EraseLoRA: MLLM-Driven Foreground Exclusion and Background Subtype Aggregation for Dataset-Free Object Removal
Sanghyun Jo, Donghwan Lee, Eunji Jung, Seong Je Oh, Kyungsu Kim
TL;DR
EraseLoRA introduces a dataset-free object removal framework that leverages MLLM-guided background-aware reasoning (BFE) and test-time diffusion reconstruction with background subtype aggregation (BRSA). By explicitly separating target foreground, non-target foregrounds, and background, and by aggregating multiple background cues through a BRSA objective, it avoids the artifacts of attention-surgery methods while preserving fine detail and global structure. Across OpenImages V7 and RORD benchmarks, EraseLoRA yields substantial gains in Background Similarity and strong suppression of foreground regeneration, outperforming prior dataset-free methods and remaining competitive with dataset-driven approaches. As a plug-in, model-agnostic approach, it enables faithful background reconstruction without requiring paired data or retraining, offering a practical path for robust, background-consistent object removal.
Abstract
Object removal differs from common inpainting, since it must prevent the masked target from reappearing and reconstruct the occluded background with structural and contextual fidelity, rather than merely filling a hole plausibly. Recent dataset-free approaches that redirect self-attention inside the mask fail in two ways: non-target foregrounds are often misinterpreted as background, which regenerates unwanted objects, and direct attention manipulation disrupts fine details and hinders coherent integration of background cues. We propose EraseLoRA, a novel dataset-free framework that replaces attention surgery with background-aware reasoning and test-time adaptation. First, Background-aware Foreground Exclusion (BFE), uses a multimodal large-language models to separate target foreground, non-target foregrounds, and clean background from a single image-mask pair without paired supervision, producing reliable background cues while excluding distractors.
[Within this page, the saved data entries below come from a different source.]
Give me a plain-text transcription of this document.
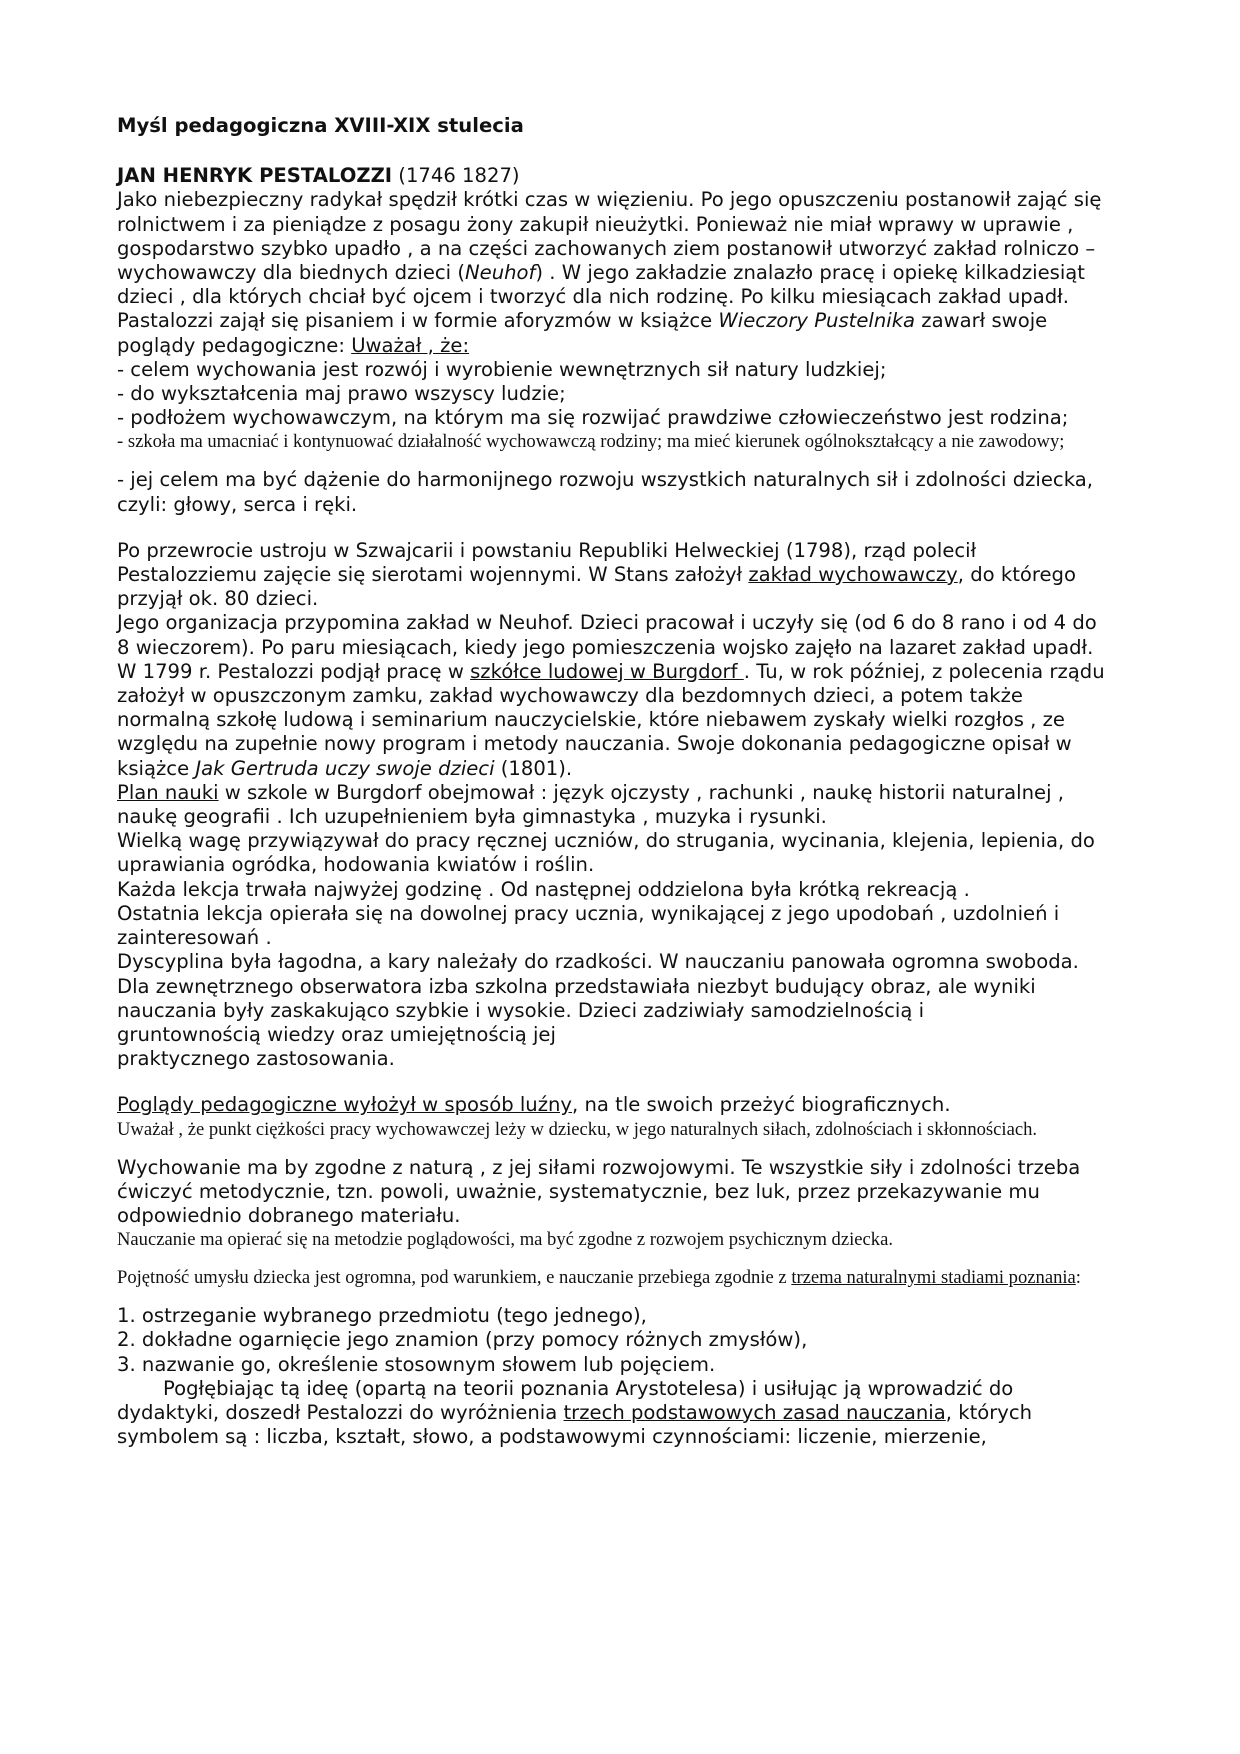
Myśl pedagogiczna XVIII-XIX stulecia

JAN HENRYK PESTALOZZI (1746 1827)

Jako niebezpieczny radykał spędził krótki czas w więzieniu. Po jego opuszczeniu postanowił zająć się rolnictwem i za pieniądze z posagu żony zakupił nieużytki. Ponieważ nie miał wprawy w uprawie , gospodarstwo szybko upadło , a na części zachowanych ziem postanowił utworzyć zakład rolniczo – wychowawczy dla biednych dzieci (Neuhof) . W jego zakładzie znalazło pracę i opiekę kilkadziesiąt dzieci , dla których chciał być ojcem i tworzyć dla nich rodzinę. Po kilku miesiącach zakład upadł.

Pastalozzi zajął się pisaniem i w formie aforyzmów w książce Wieczory Pustelnika zawarł swoje poglądy pedagogiczne: Uważał , że:

- celem wychowania jest rozwój i wyrobienie wewnętrznych sił natury ludzkiej;

- do wykształcenia maj prawo wszyscy ludzie;

- podłożem wychowawczym, na którym ma się rozwijać prawdziwe człowieczeństwo jest rodzina;

- szkoła ma umacniać i kontynuować działalność wychowawczą rodziny; ma mieć kierunek ogólnokształcący a nie zawodowy;

- jej celem ma być dążenie do harmonijnego rozwoju wszystkich naturalnych sił i zdolności dziecka, czyli: głowy, serca i ręki.

Po przewrocie ustroju w Szwajcarii i powstaniu Republiki Helweckiej (1798), rząd polecił Pestalozziemu zajęcie się sierotami wojennymi. W Stans założył zakład wychowawczy, do którego przyjął ok. 80 dzieci.

Jego organizacja przypomina zakład w Neuhof. Dzieci pracował i uczyły się (od 6 do 8 rano i od 4 do 8 wieczorem). Po paru miesiącach, kiedy jego pomieszczenia wojsko zajęło na lazaret zakład upadł.

W 1799 r. Pestalozzi podjął pracę w szkółce ludowej w Burgdorf . Tu, w rok później, z polecenia rządu założył w opuszczonym zamku, zakład wychowawczy dla bezdomnych dzieci, a potem także normalną szkołę ludową i seminarium nauczycielskie, które niebawem zyskały wielki rozgłos , ze względu na zupełnie nowy program i metody nauczania. Swoje dokonania pedagogiczne opisał w książce Jak Gertruda uczy swoje dzieci (1801).

Plan nauki w szkole w Burgdorf obejmował : język ojczysty , rachunki , naukę historii naturalnej , naukę geografii . Ich uzupełnieniem była gimnastyka , muzyka i rysunki.

Wielką wagę przywiązywał do pracy ręcznej uczniów, do strugania, wycinania, klejenia, lepienia, do uprawiania ogródka, hodowania kwiatów i roślin.

Każda lekcja trwała najwyżej godzinę . Od następnej oddzielona była krótką rekreacją .

Ostatnia lekcja opierała się na dowolnej pracy ucznia, wynikającej z jego upodobań , uzdolnień i zainteresowań .

Dyscyplina była łagodna, a kary należały do rzadkości. W nauczaniu panowała ogromna swoboda.

Dla zewnętrznego obserwatora izba szkolna przedstawiała niezbyt budujący obraz, ale wyniki nauczania były zaskakująco szybkie i wysokie. Dzieci zadziwiały samodzielnością i

gruntownością wiedzy oraz umiejętnością jej

praktycznego zastosowania.

Poglądy pedagogiczne wyłożył w sposób luźny, na tle swoich przeżyć biograficznych.

Uważał , że punkt ciężkości pracy wychowawczej leży w dziecku, w jego naturalnych siłach, zdolnościach i skłonnościach.

Wychowanie ma by zgodne z naturą , z jej siłami rozwojowymi. Te wszystkie siły i zdolności trzeba ćwiczyć metodycznie, tzn. powoli, uważnie, systematycznie, bez luk, przez przekazywanie mu odpowiednio dobranego materiału.

Nauczanie ma opierać się na metodzie poglądowości, ma być zgodne z rozwojem psychicznym dziecka.

Pojętność umysłu dziecka jest ogromna, pod warunkiem, e nauczanie przebiega zgodnie z trzema naturalnymi stadiami poznania:

1. ostrzeganie wybranego przedmiotu (tego jednego),

2. dokładne ogarnięcie jego znamion (przy pomocy różnych zmysłów),

3. nazwanie go, określenie stosownym słowem lub pojęciem.

Pogłębiając tą ideę (opartą na teorii poznania Arystotelesa) i usiłując ją wprowadzić do dydaktyki, doszedł Pestalozzi do wyróżnienia trzech podstawowych zasad nauczania, których symbolem są : liczba, kształt, słowo, a podstawowymi czynnościami: liczenie, mierzenie,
Second, Background-aware Reconstruction with Subtype Aggregation (BRSA), performs test-time optimization that treats inferred background subtypes as complementary pieces and enforces their consistent integration through reconstruction and alignment objectives, preserving local detail and global structure without explicit attention intervention. We validate EraseLoRA as a plug-in to pretrained diffusion models and across benchmarks for object removal, demonstrating consistent improvements over dataset-free baselines and competitive results against dataset-driven methods. The code will be made available upon publication.